What is Pterostilbene?

Pterostilbene is a methylated analog of resveratrol — found primarily in blueberries, cranberries, and peanuts.

What does Pterostilbene do?

Dimethylated structure (vs resveratrol's hydroxyl groups) makes pterostilbene more lipophilic — better cell membrane penetration, slower metabolism, longer half-life. Same stilbene core mechanism with improved drug-like properties. In clinical research, Pterostilbene has been studied for better bioavailability than resveratrol, cognitive function support, cardiovascular effects.

Who should take Pterostilbene?

Pterostilbene may be most relevant for people interested in longevity, cognitive, cardiovascular. It has been clinically studied for better bioavailability than resveratrol, cognitive function support, cardiovascular effects. As with any supplement, consult your healthcare provider before starting, especially if you have medical conditions or take prescription medications.

How long does Pterostilbene take to work?

Most clinical trial effects appear over weeks of consistent use; individual response varies. Acute or same-day effects (where applicable) typically appear within hours, but most cumulative benefits — particularly those affecting biomarkers, mood, sleep quality, or chronic symptoms — require 4-12 weeks of regular use to fully assess. If you don't notice benefit after 12 weeks at the appropriate dose, it may not be your responder.

When is the best time to take Pterostilbene?

Pterostilbene can typically be taken with breakfast or dinner — taking with food reduces GI sensitivity for most supplements. Specific timing matters less than daily consistency for cumulative effects. Always check product labeling and follow personalized guidance from your healthcare provider.
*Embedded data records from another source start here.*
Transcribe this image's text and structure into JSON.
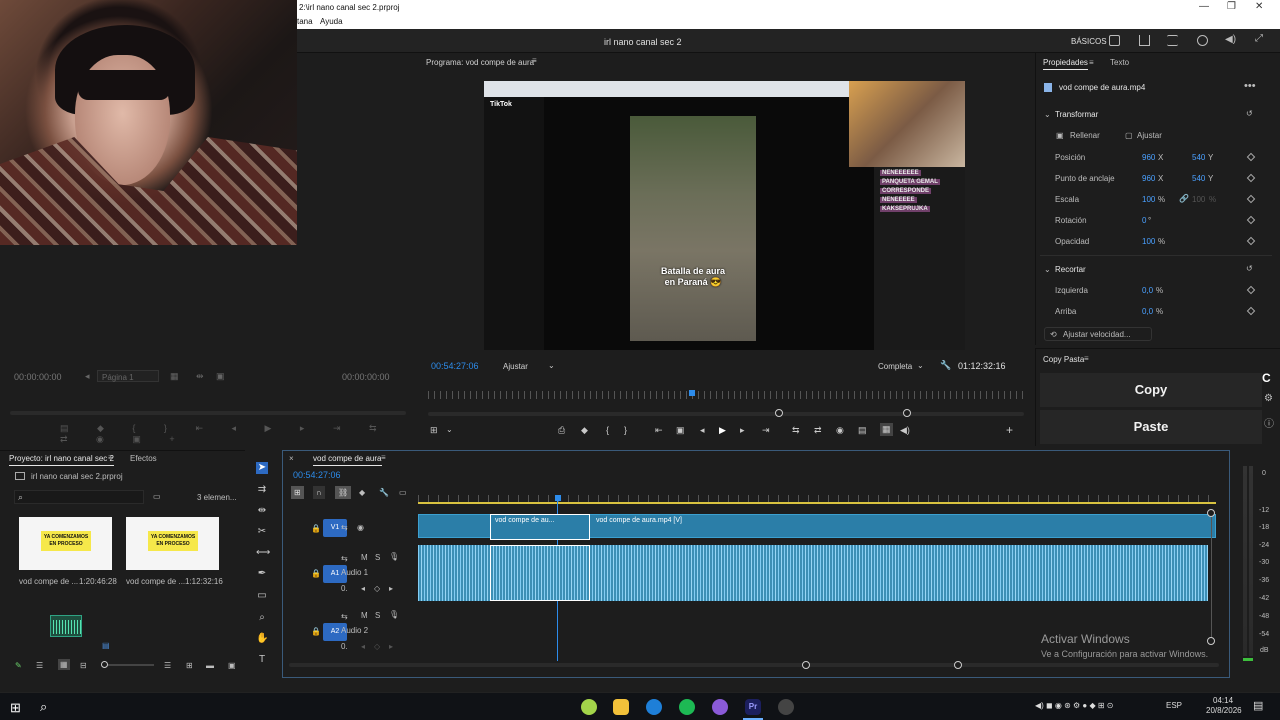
{
  "window": {
    "title": "2:\\irl nano canal sec 2.prproj",
    "menu": [
      "tana",
      "Ayuda"
    ],
    "project_title": "irl nano canal sec 2",
    "workspace": "BÁSICOS"
  },
  "source_monitor": {
    "timecode_left": "00:00:00:00",
    "timecode_right": "00:00:00:00",
    "page_select": "Página 1"
  },
  "program_monitor": {
    "label": "Programa: vod compe de aura",
    "timecode": "00:54:27:06",
    "fit": "Ajustar",
    "quality": "Completa",
    "duration": "01:12:32:16",
    "video_caption_line1": "Batalla de aura",
    "video_caption_line2": "en Paraná 😎",
    "tiktok_label": "TikTok",
    "chat_names": [
      "NENEEEEEE",
      "PANQUETA GEMAL",
      "CORRESPONDE",
      "NENEEEEE",
      "KAKSEPRUJKA"
    ]
  },
  "properties": {
    "tab_active": "Propiedades",
    "tab_other": "Texto",
    "clip_name": "vod compe de aura.mp4",
    "section_transform": "Transformar",
    "fill": "Rellenar",
    "fit": "Ajustar",
    "rows": [
      {
        "label": "Posición",
        "v1": "960",
        "u1": "X",
        "v2": "540",
        "u2": "Y"
      },
      {
        "label": "Punto de anclaje",
        "v1": "960",
        "u1": "X",
        "v2": "540",
        "u2": "Y"
      },
      {
        "label": "Escala",
        "v1": "100",
        "u1": "%",
        "v2": "100",
        "u2": "%"
      },
      {
        "label": "Rotación",
        "v1": "0",
        "u1": "°"
      },
      {
        "label": "Opacidad",
        "v1": "100",
        "u1": "%"
      }
    ],
    "section_crop": "Recortar",
    "crop_rows": [
      {
        "label": "Izquierda",
        "v1": "0,0",
        "u1": "%"
      },
      {
        "label": "Arriba",
        "v1": "0,0",
        "u1": "%"
      }
    ],
    "speed_button": "Ajustar velocidad..."
  },
  "copy_paste": {
    "title": "Copy Pasta",
    "copy": "Copy",
    "paste": "Paste"
  },
  "project": {
    "tab_project": "Proyecto: irl nano canal sec 2",
    "tab_effects": "Efectos",
    "file": "irl nano canal sec 2.prproj",
    "count": "3 elemen...",
    "items": [
      {
        "name": "vod compe de ...",
        "duration": "1:20:46:28",
        "thumb_text": "YA COMENZAMOS EN PROCESO"
      },
      {
        "name": "vod compe de ...",
        "duration": "1:12:32:16",
        "thumb_text": "YA COMENZAMOS EN PROCESO"
      }
    ]
  },
  "timeline": {
    "sequence": "vod compe de aura",
    "timecode": "00:54:27:06",
    "clip_short": "vod compe de au...",
    "clip_main": "vod compe de aura.mp4 [V]",
    "tracks": [
      {
        "id": "V1",
        "name": ""
      },
      {
        "id": "A1",
        "name": "Audio 1"
      },
      {
        "id": "A2",
        "name": "Audio 2"
      }
    ],
    "meter_labels": [
      "0",
      "-12",
      "-18",
      "-24",
      "-30",
      "-36",
      "-42",
      "-48",
      "-54",
      "dB"
    ]
  },
  "activation": {
    "title": "Activar Windows",
    "subtitle": "Ve a Configuración para activar Windows."
  },
  "taskbar": {
    "lang": "ESP",
    "time": "04:14",
    "date": "20/8/2026"
  }
}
Is Pterostilbene worth taking?

Pterostilbene has limited clinical evidence (Evidence Level 2/5 on NutraSmarts) — preliminary research suggests potential benefit, but more rigorous trials are needed. Whether it's worth taking depends on your specific goals, what you've already tried, your budget, and your overall supplement strategy. The honest framing: no supplement is essential for most people, and lifestyle factors (sleep, exercise, diet, stress management) typically produce larger effects than any single supplement. Pterostilbene is most worth trying if its evidence-supported uses align with your specific goals.

What is the recommended dosage of Pterostilbene?

The clinically studied dose for Pterostilbene is 50-250 mg/day; trial used 125 mg twice daily (250 mg/day total). Always follow product labeling and consult a healthcare provider for personalized dosing recommendations.

What is Pterostilbene used for?

Pterostilbene is studied for better bioavailability than resveratrol, cognitive function support, cardiovascular effects. Pterostilbene has 80% oral bioavailability vs ~20% for resveratrol — due to dimethylated structure resisting first-pass metabolism. Half-life ~7 hours (vs <1 hour for resveratrol).